Making small raised beds gives them the opportunity to grow their own vegetables, if they grow them they are more likely to eat them. There are quite a lot of small vegetables to grow, such as radish, baby carrots, small beans and peas are always a favourite. A trip to a garden centre seed department will give you lots of ideas for things to try. Intersperse the vegetables with some flowers to make the plot look attractive and they are more likely to keep it tended and looking nice. You can also make their plot look nice by making a scarecrow, make some bunting to hang around, paint the raised beds in bright colours or if they don’t have raised beds put some low board fencing around their area and paint this instead. If growing things in containers buy the cheap plastic ones from the pound shop and paint these.
Keeping an area for wildlife will give them plenty of opportunity to go bug hunting, make a bat roosting house out of old bits of timber and a hedgehog house out of cardboard boxes. Put up a bird box and insert a nest cam so they can watch from the house if the weather is too rough to play outside. Also hang up some bird feeders where they can also watch the wildlife from the house; just make sure they are not near anywhere a cat can hide and pounce. Another project is to make an insect hotel by cutting hollow canes or plant stems to even lengths, tying them together in a bundle and hanging them in a tree or placing them in an out of the way spot.
A small pool in the wildlife area also attracts a lot of wildlife but make sure it is covered with a mesh to stop children falling in as you can drown in just a couple of inches of water. The mesh holes need to be large enough for small mammals to get through for a drink and make one side shallow with stones going into the water so that the animals can enter and exit easily. This also goes for any fountains or other water features you may have in the garden. Plant some butterfly friendly plants so that children can record and draw any they see. You can also incorporate a Fairy Garden in the wildlife area.
Providing plenty of interest in the garden will be more likely to engage a child’s curiosity, but equally important is proving a sheltered hidey hole where they can sit and read or use a tablet. A living willow structure is easy to make, all you have to do is stick the branches into the ground and they will root quite quickly; when they grow large enough weave the ends together to form a roof.
Willow maze at Levens Hall, Cumbria
Check on the internet that the plants you have in the garden are not toxic; poisoning is very rare but not impossible so it’s better to be safe than sorry.
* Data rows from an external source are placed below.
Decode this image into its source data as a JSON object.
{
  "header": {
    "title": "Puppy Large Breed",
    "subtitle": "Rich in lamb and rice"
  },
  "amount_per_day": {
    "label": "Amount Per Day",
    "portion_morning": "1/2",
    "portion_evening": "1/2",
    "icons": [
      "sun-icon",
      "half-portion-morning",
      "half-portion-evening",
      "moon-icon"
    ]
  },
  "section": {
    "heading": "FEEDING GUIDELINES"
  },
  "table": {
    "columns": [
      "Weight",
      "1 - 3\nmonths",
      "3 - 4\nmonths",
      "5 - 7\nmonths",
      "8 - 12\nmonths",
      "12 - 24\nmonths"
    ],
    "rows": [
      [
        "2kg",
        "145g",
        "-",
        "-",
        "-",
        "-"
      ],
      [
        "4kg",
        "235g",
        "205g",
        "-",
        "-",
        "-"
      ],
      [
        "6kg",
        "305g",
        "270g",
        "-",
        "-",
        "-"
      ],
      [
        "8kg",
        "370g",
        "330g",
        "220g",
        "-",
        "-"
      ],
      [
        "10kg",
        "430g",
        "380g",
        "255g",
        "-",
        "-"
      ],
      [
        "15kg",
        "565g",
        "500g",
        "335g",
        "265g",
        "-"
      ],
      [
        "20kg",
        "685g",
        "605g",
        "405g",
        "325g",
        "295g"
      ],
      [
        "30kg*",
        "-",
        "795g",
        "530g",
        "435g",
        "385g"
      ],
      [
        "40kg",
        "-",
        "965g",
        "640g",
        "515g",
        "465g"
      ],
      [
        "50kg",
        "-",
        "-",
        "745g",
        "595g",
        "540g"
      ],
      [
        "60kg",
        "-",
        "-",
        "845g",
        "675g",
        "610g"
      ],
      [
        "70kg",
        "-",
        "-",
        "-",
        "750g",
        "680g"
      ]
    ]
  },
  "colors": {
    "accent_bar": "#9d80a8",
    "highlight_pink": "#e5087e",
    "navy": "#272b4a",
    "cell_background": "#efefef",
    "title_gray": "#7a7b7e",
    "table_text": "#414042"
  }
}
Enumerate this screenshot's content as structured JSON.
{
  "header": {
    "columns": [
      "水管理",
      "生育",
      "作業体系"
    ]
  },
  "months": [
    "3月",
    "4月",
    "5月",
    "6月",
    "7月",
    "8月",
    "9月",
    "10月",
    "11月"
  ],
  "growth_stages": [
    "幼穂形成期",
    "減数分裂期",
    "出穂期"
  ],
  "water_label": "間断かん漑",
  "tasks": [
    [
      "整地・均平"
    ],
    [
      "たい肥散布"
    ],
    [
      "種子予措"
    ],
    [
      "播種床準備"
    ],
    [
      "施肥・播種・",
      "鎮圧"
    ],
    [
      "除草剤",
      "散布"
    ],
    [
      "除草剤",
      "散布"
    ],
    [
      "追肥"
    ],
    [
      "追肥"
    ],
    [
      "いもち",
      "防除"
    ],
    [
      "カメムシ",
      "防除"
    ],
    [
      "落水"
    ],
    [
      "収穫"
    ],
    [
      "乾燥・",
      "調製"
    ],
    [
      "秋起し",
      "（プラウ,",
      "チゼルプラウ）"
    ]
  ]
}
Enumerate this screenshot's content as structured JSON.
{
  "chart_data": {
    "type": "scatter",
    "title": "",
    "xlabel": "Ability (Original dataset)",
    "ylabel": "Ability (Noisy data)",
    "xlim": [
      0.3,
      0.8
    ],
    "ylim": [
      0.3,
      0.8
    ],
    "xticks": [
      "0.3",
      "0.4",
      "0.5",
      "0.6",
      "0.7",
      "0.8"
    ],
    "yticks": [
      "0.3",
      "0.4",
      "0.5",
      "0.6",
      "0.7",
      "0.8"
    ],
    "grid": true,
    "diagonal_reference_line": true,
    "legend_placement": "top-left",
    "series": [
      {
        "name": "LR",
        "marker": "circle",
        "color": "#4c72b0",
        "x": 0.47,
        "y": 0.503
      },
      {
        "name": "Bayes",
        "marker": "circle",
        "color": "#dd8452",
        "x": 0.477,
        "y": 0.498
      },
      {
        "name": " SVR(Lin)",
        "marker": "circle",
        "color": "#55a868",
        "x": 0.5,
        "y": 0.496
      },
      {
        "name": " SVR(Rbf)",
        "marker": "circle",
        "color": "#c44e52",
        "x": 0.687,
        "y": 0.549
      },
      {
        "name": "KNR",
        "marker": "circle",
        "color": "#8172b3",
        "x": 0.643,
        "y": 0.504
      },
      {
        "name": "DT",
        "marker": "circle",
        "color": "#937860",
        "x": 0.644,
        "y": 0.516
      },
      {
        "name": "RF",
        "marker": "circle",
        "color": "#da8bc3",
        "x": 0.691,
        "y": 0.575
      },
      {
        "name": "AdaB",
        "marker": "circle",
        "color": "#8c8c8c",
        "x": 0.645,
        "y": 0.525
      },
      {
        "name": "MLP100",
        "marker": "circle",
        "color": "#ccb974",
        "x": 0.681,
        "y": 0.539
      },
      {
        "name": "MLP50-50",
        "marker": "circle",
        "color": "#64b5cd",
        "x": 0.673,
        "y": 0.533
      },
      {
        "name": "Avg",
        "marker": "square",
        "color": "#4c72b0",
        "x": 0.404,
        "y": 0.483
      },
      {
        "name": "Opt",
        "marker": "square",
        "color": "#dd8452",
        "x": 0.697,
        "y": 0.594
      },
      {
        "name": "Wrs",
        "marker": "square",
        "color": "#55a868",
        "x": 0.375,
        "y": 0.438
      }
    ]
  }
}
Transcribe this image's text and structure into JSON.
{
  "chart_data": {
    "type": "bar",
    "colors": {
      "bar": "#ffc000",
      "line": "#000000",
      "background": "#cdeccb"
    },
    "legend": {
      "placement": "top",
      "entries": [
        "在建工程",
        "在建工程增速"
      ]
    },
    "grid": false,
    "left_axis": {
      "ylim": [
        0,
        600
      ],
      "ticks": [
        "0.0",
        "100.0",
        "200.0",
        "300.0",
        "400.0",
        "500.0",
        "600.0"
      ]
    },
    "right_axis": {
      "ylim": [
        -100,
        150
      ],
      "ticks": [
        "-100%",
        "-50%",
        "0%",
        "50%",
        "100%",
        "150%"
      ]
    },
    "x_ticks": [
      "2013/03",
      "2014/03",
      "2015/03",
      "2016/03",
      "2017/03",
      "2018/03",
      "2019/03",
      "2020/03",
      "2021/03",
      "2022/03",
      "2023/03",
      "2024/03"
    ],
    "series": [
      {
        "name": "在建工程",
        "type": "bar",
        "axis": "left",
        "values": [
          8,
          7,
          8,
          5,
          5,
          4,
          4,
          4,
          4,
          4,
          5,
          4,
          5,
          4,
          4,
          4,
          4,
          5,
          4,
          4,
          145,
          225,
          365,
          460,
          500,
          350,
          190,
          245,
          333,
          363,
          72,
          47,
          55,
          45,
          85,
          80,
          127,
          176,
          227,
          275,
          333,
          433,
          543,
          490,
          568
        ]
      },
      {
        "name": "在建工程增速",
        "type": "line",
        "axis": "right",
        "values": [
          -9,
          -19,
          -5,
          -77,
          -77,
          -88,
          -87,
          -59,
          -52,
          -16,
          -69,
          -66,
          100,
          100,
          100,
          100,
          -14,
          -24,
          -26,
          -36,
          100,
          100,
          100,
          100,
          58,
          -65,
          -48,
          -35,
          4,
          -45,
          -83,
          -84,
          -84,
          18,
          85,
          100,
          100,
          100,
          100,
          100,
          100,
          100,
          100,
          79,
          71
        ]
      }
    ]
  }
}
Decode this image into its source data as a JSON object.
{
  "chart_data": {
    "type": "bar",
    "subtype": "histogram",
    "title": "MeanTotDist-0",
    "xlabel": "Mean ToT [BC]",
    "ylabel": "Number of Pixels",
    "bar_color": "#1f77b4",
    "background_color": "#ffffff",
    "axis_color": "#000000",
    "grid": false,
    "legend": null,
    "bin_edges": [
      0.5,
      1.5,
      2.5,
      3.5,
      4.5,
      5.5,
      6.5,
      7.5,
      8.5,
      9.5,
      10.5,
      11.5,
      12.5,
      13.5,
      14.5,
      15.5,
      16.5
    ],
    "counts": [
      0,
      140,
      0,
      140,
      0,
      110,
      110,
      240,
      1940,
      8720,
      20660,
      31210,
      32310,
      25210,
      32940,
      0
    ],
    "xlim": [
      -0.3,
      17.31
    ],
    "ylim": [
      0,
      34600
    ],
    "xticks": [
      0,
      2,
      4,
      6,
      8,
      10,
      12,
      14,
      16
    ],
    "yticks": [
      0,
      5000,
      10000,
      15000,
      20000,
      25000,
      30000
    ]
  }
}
Also make sure the garden gate is locked and the lock out of reach; and that there are no gaps in the fence that a little person can wriggle through. You can also create different zones in the garden where the adult parts are out of bounds to children and fenced off with plants, trellis or screens and a locked gate.
You don’t need to spend a fortune on dedicated play equipment, which they are going to grow out of in a couple of years anyway. Try tying an old tyre or a thick knotted rope to a sturdy tree branch, make sure the tree is healthy and the branch not likely to snap. Don’t forget mature trees are also the perfect place to build a den or provide a shady play area on a hot day.
Finally don’t forget to spend some time with your children in the garden and teach them about the plants, what they can and can’t do and just enjoy your time with them. If you only have a small garden and don’t have the space to make dens, a football pitch or a place to ride the bike there’s always a walk in the countryside.